The site moved to: http://myweb.cableone.net/silentdave/ho ... theist.htm

Let's see, my Top 5:
7) Tell them that the universe is too complex to "just exist," and must have been created by a God who "just exists."
Amazing how they shut up when you point that out though, isn't it?
13) Use the Second Law of Thermodynamics to disprove evolution.
Just ask if they know what thermodynamics is. Then point out that the most ordered thermodynamic state that ever existed was at the point of the Big Bang and that it's been steadily losing order ever since. Apparent order today is, in reality, extremely disordered thermodynamically.
28) Tell him you don't care what you say or prove, you will still have your faith.
At that point, the debate is over.

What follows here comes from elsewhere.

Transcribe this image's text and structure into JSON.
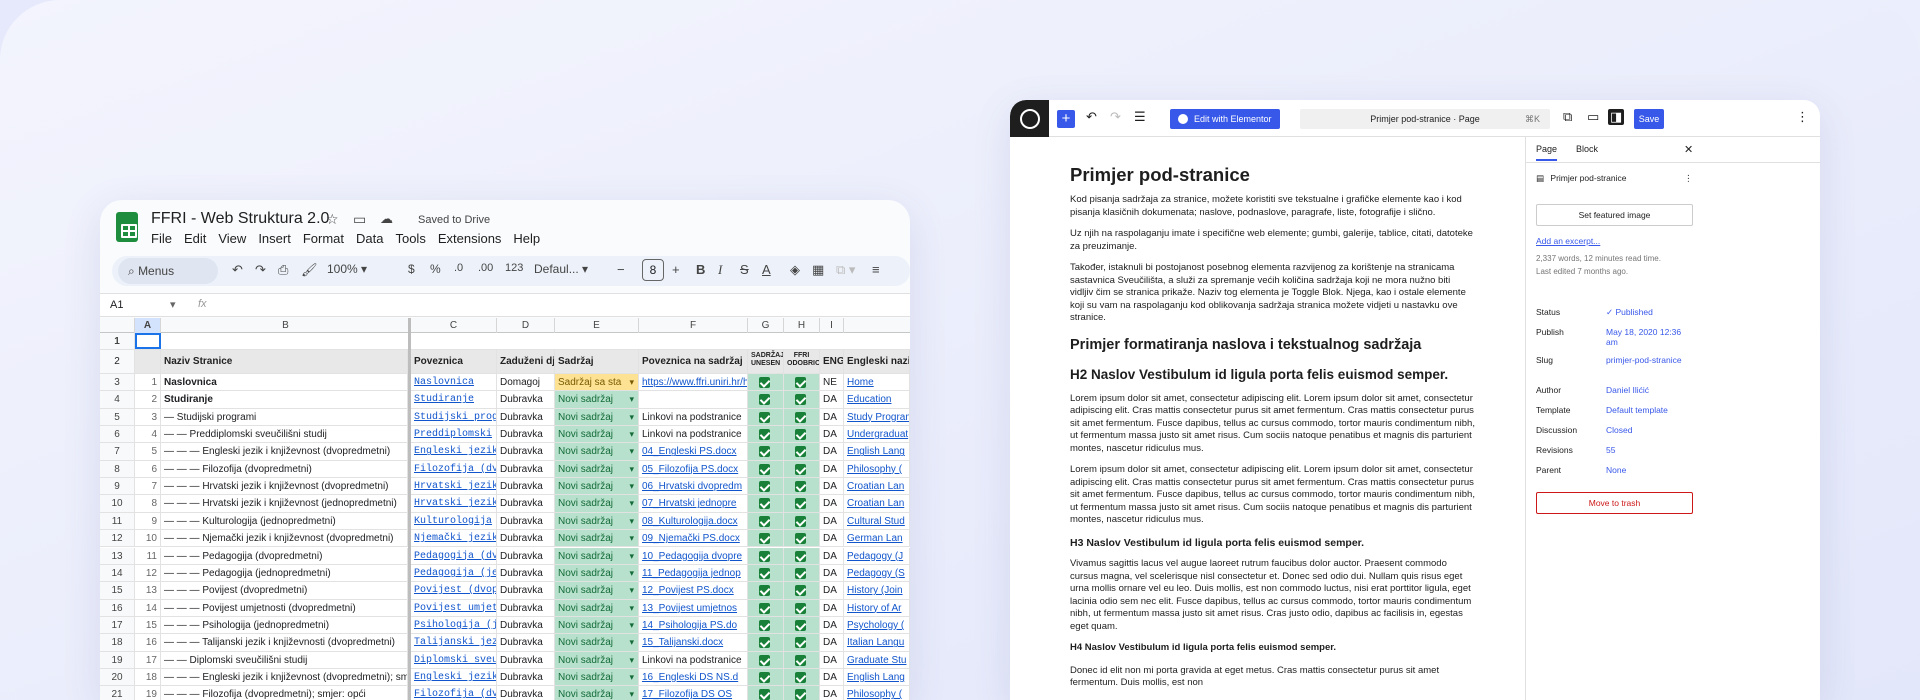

Show them the door. Give them their parting gifts. Why bother talking to a block of wood?
67) Knock on his door at 9:00 in the morning and offer him a pamphlet.
I had a great solution to this, way back when. I made up a bunch of fake pamphlets for a Satanic church, complete with blood and baby sacrificing and drinking the blood of Christians, etc. When the Mormons or JWs came to the door and wanted to leave their reading material, I said sure, so long as they took one of mine.

They didn't come back. :)

The best solution though is to invite them in and systematically shred everything they say. It makes them run. Now, I'm on everyone's blacklist and nobody comes to my door.
143) Show that the Bible must be true because when you take the original Hebrew letters, spread them out and twist them around, you can spell words.
It's really hard to believe that people can't see the basic flaws in the Da Vinci Code nonsense, but it's just another indicator of how irrational and illogical the general public is these days. I always point out that you can do the same thing in Moby Dick or any other large book and come up with more 'predictors' of the future that... you can't find until after the event has passed.